A Savage Life by Michael Savage

A Savage Life by Michael Savage

Author:Michael Savage
Language: eng
Format: epub
Publisher: HarperCollins
Published: 2019-04-15T16:00:00+00:00


Seventeen

My Silent Brother

I REMEMBER THE DAY THEY GAVE JEROME AWAY. MY UNCLE Murray was crying like a baby in front of the South Bronx tenement we lived in. All the neighbors were out watching; think Calcutta, a Satyajit Ray film. The little blond boy with blue eyes was only five. I was seven; my sister was nine. He was packed off like an animal to live and suffer and die in silence, alone in one New York snake pit after another. The “doctor” told my parents he would only live to age seven—he lied. The great man also told my parents “it would be better for the other children” to give him away. This created a lifetime of shame and guilt for me. I became emotionally responsible for discarding this helpless little boy, whom I loved more than anyone else in my entire life!

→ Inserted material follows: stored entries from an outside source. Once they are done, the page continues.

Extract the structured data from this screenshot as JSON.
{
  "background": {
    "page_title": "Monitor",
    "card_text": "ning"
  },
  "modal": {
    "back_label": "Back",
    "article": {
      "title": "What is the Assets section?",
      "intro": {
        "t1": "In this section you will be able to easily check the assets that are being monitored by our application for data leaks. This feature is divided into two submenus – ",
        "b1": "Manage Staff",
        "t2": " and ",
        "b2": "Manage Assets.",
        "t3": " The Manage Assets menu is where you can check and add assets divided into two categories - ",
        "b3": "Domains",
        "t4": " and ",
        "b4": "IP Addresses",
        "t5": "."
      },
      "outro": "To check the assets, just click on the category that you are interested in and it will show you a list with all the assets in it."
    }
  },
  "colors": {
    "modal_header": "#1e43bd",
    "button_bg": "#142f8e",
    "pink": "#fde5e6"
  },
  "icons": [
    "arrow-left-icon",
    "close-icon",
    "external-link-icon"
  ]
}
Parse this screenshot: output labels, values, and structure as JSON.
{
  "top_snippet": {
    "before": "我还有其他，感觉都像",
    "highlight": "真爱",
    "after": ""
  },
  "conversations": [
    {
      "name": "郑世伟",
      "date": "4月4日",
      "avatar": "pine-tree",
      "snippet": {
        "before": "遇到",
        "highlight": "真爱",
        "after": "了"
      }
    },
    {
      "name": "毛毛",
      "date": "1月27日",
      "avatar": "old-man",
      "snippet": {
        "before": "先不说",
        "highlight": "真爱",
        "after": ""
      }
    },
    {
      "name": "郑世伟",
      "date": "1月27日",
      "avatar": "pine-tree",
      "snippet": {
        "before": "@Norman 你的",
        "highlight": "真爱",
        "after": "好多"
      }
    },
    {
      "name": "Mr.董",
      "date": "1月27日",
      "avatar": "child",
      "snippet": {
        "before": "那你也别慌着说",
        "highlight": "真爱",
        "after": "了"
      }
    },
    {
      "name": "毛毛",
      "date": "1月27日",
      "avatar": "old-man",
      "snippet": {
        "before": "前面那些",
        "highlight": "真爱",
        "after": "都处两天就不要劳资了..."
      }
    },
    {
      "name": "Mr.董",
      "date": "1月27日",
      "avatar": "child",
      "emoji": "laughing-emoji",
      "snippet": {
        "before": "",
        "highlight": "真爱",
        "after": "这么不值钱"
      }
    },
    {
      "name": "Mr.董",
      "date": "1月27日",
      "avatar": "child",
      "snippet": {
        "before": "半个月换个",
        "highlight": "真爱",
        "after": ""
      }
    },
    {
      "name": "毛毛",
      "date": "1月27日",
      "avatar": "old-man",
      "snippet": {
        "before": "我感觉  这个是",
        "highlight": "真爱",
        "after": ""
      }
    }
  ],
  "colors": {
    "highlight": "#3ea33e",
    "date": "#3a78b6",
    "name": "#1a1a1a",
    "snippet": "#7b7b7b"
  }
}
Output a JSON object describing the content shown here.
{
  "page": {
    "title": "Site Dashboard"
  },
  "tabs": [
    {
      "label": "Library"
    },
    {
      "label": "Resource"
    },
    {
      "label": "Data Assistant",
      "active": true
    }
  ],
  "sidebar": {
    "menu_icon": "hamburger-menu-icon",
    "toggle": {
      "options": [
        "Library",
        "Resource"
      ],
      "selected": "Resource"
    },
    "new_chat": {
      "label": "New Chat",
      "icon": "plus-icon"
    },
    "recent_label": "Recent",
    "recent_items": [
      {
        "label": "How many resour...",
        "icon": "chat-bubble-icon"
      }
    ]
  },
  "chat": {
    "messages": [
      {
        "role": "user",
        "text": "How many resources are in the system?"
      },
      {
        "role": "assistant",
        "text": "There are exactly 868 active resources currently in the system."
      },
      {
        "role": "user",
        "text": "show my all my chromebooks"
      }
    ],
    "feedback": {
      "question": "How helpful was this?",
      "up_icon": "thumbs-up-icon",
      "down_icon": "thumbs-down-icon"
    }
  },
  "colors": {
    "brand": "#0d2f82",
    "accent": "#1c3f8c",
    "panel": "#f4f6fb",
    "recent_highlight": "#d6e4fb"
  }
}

How I loved my little defenseless brother, born blind and deaf and unable to hold himself up! All those times I would secretly sneak into the kitchen where he sat propped up in his high chair.

“Don’t go in there. Don’t bother him. He can’t see you or hear you anyway.” But I would go and whistle to him, and his eyes would light up! I would see a sparkle where the “doctor” said there was only darkness. So I knew he could hear me whistling to him and see my shadow or smell me. He was alive, and they were told to exile him, for my sake!

After he was gone, the little apartment became more silent than when the silent boy was there. For years afterward, I would sneak into the dresser drawer where my mother preserved his little clothing and eyeglasses (they tried to see if they would work). I would hold one of his laundered shirts to my nose, pressing the fabric right into my nostrils to glean a few molecules of his scent. I even wore his eyeglasses, making the room all blurry. My brother! They took him away.

For decades (not just the two years she was told he would live) my poor mother took buses and subways all the way out to Staten Island or up to Poughkeepsie to visit him. Sometimes my sister went with her, but mostly she went alone. The new clothing she brought for him, on each and every visit, was never seen on him. They wheeled him out in the same institutional sackcloth. She would come home wrecked and hopeless for days afterward. The arguments between my parents started to get very bad after this, with both blaming each other, when it was really the doctor’s fault. There was some kind of medication given during pregnancy that damaged my brother’s central nervous system during development.

Finally, after about twenty years in one hellhole after another, he died, after being attacked and bitten on most of his body by a maniac, housed there with helpless, innocent souls unable to defend themselves.

Jerome is buried in the same cemetery as my mother and father: in hard clay soil, in an old, Long Island potato field.